The latest version of ChatGPT has passed a radiology board-type exam, yet the language model's "hallucinations" raise concerns over its reliability, according to a study published May 16 in Radiology.
Dr. Rajesh Bhayana of the University of Toronto and colleagues tested ChatGPT-4 -- a recently released paid version of the artificial intelligence (AI) large-language model (LLM) -- on a multiple-choice text-only test that matched the style, content, and difficulty of the Canadian Royal College and American Board of Radiology exams. ChatGPT-4 achieved a score of 81%, but the chatbot's wrong answers raised concerns.
"We were initially surprised by ChatGPT's accurate and confident answers to some challenging radiology questions, but then equally surprised by some very illogical and inaccurate assertions," Bhayana said, in a news release from RSNA.
ChatGPT has potential as a tool in medical practice and education, but its performance in radiology remains unclear, the authors noted. ChatGPT-3.5 was released by OpenAI.com in November 2022. ChatGPT-4 was released in March.
The researchers tested ChatGPT-3.5 first, with results of the study also published May 16 in Radiology. The exam consisted of 150 text-only questions designed to assess the chatbot's ability to perform "lower-order thinking" involving knowledge recall and basic understanding and "higher-order thinking" involving descriptions of imaging findings and applying concepts.

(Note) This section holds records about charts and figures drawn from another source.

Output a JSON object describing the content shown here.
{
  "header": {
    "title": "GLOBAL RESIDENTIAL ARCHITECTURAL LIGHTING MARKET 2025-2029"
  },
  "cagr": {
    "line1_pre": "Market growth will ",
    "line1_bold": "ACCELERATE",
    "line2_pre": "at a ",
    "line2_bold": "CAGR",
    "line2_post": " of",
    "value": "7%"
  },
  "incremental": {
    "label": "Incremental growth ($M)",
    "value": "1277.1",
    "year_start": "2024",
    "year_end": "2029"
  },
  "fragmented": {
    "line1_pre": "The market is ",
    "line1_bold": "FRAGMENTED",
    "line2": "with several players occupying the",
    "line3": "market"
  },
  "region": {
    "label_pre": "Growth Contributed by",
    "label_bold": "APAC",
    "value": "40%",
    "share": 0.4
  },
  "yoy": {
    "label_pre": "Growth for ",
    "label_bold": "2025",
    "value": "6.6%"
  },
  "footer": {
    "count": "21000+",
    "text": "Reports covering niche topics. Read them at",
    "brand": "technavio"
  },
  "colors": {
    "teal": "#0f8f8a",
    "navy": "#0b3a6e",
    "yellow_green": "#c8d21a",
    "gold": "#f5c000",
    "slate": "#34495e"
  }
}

ChatGPT-3.5 answered 69% of questions correctly (with 70% considered a passing score) and performed better on questions requiring lower-order thinking than on those requiring higher-order thinking, according to the findings.
On the same exam, ChatGPT-4 performed better. While there was no improvement over ChatGPT-3.5 on lower-order questions, the latest version performed specifically better on higher-order thinking questions (81% vs. 60%), according to the findings.
"Our study demonstrates an impressive improvement in performance of ChatGPT in radiology over a short time period, highlighting the growing potential of LLMs in this context," the researchers wrote.
As for what accounted for the improved performance, Bhayana suggested in an interview with AuntMinnie.com that ChatGPT-4 may have been trained on additional data and that its advanced reasoning capabilities appear to have been enhanced, but its developers have not publicly published these details.
Nonetheless, both ChatGPT-3.5 and ChatGPT-4 used confident language consistently, even when incorrect, and this raises questions related to ChatGPT's reliability for information gathering, the researchers wrote. This tendency is particularly dangerous if users solely rely upon information, especially novices who may not recognize confident incorrect responses as inaccurate, they noted.
"ChatGPT's dangerous tendency to produce inaccurate responses, termed 'hallucinations,' is less frequent in GPT-4 but still limits usability in medical education and practice at present," Bhayana and colleagues wrote.
Overall, the researchers dubbed the rapid advancement of these models as "exciting," and suggested that applications built on ChatGPT-4 with radiology-specific fine-tuning should be explored further.